Antara Sedekah dan Utang
                Bahkan sebagian besar ulama mengategorikan piutang sebagai ibadah yang statusnya lebih baik daripada sedekah. Dikatakan lebih baik, Karena memang konteks dan dampak yang muncul dari keduanya berbeda.
                Piutang itu selalu muncul dalam konteks menolong orang yang kesulitan. Simpelnya bahwa utang itu memang diperuntukkan bagi mereka yang sedang dalam kesulitan. Jadi memberikan utang seperti memberikan air kepada orang yang dalam kehausan. Itu tentu jauh lebih berkesan dan berdampak bagi si pengutang.
                Berbeda dengan sedekah yang pemberiannya kadang tidak melihat apakah yang diberi itu dalam kesulitan atau tidak. Karena memang sedang tidak butuh dan tidak dalam situasi sulit, ketika diberikan, orang yang mendapatkannya itu biasa saja. Karena memang tidak dalam keadaan yang sulit.
                Ibaratnya, seperti orang yang sudah kenyang dan orang yang sedang kelaparan. Orang lapar akan sangat senang sekali jika tiba-tiba ada yang membantu memberikannya makan. Akan tetapi orang yang sudah kenyang, sudah tidak punya nafsu lagi untuk makan, jadi kalau diberi makanan, cenderung menolak. Kalaupun menerima, itu disimpan untuk waktu kemudian. Senangnya pun antara kedua orang ini berbeda.

Bisa Berubah Jadi Wajib dan Haram
                Dalam Al-Mausu’ah Al-Fiqhiyyah Al-Kuwaitiyyah (13/113), ulama menerangkan bahwa hukum utang itu bisa berubah tergantung situasi dan kondisi. Ia bisa menjadi wajib dari sisi piutang jika memang pengutang itu dalam keadaan yang sangat mendesak dan butuh pertolongan, yang sekiranya jika tidak diberi akan menyebabkan kebahayaan yang besar. Ketika itu si piutang dalam keadaan yang lapang dan berlebih uang, maka yang seperti ini menjadi wajib.
                Akan tetapi jika memang pengutang tidak dalam keadaan yang sangat sulit, seperti orang yang berutang bukan karena sulit, tapi kerana memang ingin memajukan usaha atau sejenisnya, tentu golongan ini tidak sama seperti orang yang kesulitan.
                Kalau dilihat dari sisi si pengutang, memang berutang itu hukumnya mubah, boleh-boleh saja. Tapi hukum mubahnya bisa berubah haram. Itu jika dalam diri si pengutang, tidak ada niatan yang kuat untuk mengembalikan apa yang telah ia pinjam.

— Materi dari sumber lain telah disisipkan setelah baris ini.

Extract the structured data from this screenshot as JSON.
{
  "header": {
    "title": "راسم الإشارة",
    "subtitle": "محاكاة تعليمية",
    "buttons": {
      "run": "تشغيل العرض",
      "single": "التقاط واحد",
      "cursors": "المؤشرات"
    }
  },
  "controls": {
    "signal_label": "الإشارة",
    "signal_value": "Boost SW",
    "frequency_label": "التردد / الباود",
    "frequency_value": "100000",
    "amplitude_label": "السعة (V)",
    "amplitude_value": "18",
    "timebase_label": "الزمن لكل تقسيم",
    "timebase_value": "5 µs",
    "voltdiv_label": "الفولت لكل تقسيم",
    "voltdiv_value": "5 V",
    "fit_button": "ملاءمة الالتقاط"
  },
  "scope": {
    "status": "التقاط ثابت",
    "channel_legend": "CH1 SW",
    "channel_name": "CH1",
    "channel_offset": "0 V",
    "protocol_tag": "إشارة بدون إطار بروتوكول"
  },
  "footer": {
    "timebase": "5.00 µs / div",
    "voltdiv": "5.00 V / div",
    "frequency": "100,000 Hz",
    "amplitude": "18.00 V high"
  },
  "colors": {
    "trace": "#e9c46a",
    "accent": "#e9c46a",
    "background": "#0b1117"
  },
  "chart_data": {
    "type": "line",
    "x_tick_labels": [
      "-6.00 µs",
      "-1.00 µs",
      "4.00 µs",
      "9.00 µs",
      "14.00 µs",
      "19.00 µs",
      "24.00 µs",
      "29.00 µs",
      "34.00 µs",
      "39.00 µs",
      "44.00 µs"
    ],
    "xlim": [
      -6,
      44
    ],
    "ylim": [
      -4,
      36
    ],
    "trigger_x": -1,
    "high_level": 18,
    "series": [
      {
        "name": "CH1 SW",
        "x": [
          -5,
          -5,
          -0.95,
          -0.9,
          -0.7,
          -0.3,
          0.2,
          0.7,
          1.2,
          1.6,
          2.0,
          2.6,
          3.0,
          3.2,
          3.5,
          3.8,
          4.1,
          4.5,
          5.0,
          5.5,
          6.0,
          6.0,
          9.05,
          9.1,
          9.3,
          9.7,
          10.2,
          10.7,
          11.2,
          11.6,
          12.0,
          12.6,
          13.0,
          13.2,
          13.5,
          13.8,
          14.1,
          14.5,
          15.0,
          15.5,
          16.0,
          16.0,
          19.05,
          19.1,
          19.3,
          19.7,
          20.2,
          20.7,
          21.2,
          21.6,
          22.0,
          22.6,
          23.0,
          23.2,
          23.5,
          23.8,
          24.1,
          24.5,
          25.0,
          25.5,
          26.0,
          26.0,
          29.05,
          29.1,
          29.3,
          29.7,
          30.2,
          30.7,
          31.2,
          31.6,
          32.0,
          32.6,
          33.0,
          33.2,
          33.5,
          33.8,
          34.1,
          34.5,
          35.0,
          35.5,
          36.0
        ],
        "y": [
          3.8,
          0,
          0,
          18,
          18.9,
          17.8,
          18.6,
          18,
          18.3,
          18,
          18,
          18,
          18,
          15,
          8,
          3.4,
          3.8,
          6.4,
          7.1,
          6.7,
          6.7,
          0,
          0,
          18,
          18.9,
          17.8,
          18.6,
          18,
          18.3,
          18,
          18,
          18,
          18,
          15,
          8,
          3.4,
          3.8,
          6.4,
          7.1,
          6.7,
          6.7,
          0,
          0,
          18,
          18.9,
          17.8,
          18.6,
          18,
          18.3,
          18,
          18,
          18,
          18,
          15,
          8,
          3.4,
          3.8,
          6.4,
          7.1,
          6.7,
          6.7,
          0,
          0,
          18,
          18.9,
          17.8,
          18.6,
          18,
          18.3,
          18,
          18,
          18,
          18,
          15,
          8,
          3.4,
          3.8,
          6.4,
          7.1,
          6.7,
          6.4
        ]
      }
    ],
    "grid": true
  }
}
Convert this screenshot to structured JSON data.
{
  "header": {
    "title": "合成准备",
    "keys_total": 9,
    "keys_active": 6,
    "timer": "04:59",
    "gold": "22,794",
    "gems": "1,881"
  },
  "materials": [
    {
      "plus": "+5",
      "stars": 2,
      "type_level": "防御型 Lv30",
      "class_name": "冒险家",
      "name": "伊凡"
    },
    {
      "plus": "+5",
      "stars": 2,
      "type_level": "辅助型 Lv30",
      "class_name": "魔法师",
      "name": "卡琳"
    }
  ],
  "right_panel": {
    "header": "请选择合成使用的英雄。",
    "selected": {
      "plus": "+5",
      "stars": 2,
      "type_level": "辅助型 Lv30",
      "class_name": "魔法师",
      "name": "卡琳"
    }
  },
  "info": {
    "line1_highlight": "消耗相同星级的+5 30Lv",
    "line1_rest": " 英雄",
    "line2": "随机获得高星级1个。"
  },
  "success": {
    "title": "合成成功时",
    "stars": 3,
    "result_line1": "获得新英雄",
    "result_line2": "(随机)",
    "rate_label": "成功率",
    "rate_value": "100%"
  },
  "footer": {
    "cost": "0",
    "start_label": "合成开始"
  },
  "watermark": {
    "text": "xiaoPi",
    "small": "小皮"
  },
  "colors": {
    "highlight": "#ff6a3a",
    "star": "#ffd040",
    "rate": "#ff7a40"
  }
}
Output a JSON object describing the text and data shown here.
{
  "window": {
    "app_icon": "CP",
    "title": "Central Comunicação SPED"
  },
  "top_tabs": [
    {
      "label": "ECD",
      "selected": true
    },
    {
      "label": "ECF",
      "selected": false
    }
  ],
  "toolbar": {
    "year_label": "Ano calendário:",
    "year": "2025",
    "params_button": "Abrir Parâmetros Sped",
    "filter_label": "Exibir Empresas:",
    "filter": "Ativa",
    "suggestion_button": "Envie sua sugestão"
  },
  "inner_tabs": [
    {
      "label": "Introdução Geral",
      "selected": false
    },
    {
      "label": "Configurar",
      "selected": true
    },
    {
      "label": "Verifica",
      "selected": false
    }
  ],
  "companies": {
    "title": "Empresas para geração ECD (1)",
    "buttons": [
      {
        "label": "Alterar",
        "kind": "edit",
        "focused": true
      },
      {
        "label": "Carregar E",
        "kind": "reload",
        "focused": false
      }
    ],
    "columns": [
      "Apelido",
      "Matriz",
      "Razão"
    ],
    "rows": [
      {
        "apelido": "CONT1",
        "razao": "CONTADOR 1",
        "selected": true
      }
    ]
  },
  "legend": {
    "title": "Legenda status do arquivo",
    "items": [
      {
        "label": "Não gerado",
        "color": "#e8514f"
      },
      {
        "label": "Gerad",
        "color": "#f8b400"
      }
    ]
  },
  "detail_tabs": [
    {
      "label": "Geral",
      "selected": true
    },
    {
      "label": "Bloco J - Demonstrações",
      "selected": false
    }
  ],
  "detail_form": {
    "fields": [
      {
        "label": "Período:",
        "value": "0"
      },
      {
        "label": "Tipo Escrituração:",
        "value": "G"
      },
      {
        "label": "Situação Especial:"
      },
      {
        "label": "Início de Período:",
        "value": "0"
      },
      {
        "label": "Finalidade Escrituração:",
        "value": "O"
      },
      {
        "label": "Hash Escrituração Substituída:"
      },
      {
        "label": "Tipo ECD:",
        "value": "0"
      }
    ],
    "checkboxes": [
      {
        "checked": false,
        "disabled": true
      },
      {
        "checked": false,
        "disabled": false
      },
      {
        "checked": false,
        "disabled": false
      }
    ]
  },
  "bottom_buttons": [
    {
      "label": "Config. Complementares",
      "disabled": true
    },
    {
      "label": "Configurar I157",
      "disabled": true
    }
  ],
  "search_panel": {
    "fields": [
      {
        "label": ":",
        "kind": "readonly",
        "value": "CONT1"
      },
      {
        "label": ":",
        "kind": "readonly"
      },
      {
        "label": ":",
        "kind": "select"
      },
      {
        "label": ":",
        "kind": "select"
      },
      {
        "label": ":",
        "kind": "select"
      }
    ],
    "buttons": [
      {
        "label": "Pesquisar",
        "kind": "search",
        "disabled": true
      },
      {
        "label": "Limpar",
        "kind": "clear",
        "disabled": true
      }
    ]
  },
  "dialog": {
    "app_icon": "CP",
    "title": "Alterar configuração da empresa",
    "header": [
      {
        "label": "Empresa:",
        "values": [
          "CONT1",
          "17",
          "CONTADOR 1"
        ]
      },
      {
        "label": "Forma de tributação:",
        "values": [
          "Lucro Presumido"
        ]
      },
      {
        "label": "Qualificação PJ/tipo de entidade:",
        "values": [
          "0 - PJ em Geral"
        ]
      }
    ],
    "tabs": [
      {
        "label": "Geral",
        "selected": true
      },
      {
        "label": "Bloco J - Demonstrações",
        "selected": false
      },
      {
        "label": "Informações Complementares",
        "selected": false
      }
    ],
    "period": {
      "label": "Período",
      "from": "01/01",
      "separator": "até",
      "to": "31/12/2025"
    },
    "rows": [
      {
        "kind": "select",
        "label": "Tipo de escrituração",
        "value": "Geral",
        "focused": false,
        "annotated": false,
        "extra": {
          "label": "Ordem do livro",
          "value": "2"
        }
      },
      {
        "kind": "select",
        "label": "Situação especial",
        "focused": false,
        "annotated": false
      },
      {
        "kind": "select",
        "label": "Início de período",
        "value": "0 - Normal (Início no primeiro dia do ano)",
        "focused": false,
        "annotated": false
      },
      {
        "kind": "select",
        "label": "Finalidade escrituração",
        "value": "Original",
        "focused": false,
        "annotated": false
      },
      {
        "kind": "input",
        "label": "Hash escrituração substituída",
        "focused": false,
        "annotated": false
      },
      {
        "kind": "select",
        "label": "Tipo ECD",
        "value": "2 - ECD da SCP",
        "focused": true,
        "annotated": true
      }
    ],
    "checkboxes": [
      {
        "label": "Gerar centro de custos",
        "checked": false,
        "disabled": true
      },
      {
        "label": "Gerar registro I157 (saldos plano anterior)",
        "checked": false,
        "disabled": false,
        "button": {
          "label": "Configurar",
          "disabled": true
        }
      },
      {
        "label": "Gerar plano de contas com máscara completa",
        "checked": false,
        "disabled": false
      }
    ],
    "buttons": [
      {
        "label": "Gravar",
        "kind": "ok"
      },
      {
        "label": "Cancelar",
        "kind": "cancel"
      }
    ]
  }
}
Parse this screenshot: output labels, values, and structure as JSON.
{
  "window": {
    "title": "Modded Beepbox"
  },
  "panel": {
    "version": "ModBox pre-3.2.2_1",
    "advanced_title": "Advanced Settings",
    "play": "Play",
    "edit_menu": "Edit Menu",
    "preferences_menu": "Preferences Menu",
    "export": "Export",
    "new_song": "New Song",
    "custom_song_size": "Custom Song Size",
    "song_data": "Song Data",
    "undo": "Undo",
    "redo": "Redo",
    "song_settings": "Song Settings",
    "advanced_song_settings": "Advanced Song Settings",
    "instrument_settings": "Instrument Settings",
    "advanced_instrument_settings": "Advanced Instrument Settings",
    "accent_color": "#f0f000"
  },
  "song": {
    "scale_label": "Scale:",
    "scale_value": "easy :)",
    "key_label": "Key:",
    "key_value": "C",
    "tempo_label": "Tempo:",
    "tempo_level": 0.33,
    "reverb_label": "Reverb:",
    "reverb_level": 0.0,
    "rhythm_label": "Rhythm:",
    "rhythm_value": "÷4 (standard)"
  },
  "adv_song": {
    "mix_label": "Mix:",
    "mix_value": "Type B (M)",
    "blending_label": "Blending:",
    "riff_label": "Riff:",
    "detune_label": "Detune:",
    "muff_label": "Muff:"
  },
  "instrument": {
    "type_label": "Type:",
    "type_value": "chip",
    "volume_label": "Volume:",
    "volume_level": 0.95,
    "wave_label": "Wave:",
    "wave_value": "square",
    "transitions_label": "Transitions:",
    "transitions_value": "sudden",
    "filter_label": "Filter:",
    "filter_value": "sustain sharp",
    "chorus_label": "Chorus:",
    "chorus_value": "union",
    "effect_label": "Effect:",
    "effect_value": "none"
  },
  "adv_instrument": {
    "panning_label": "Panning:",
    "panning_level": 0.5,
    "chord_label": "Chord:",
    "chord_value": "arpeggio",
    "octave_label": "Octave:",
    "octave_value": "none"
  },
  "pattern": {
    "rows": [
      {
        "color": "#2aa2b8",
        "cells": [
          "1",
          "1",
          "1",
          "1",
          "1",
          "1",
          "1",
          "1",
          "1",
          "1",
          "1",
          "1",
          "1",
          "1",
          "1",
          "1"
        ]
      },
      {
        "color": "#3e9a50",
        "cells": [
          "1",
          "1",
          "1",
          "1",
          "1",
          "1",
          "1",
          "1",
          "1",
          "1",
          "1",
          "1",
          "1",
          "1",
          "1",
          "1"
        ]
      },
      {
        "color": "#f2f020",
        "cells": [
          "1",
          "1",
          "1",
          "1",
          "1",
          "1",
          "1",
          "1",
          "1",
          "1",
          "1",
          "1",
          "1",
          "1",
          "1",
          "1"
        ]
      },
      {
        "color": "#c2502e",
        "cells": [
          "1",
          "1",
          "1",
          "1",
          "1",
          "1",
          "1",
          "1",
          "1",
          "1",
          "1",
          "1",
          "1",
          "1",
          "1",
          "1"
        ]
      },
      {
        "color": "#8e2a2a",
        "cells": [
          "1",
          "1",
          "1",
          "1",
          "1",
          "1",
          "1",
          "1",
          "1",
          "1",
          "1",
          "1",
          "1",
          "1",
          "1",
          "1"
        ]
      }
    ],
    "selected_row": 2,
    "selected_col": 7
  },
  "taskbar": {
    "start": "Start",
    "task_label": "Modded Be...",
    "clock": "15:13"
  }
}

                Imam Ibnu Hajar al-Haitami dalam kitabnya Tuhfatul-Muhtaj, mengatakan: “Seorang pengutang, kalau ia mengetahu bahwa ia berutang itu tujuannya untuk kebaikannya (menutupi kesulitan) namun dalam hati niatnya berbeda, maka dalam hal ini diharamkan berutang.”[1]
                Bagi si piutang juga, jika memang ia mengetahui kalau si pengutang ini tidak akan mampu mengembalikan, maka ulama juga melarangnya untuk memberikan utang kepada orang ini. Bahkan beberapa ulama mengatakan, kalau pun itu hanya dugaan dan kira-kira (menduga bahwa si pengutang tidak mampu untuk mengembalikan), maka itu juga menajdi haram untuk memberikannya utang.[2]
                Jadi, di satu sisi ulama sangat memuji prilaku baik orang untuk memberikan utang dalam rangka menolong sesama. Tapi itu tidak secara mutlak, harus dilihat dulu siapa yang diberikan. Karena memang utang itu juga aslinya kesulitan, maksudnya jangan sampai kita memberikan kesulitan kepada orang lain yang akhirnya ia terus kesulitan karena tidak mampu mengembalikan.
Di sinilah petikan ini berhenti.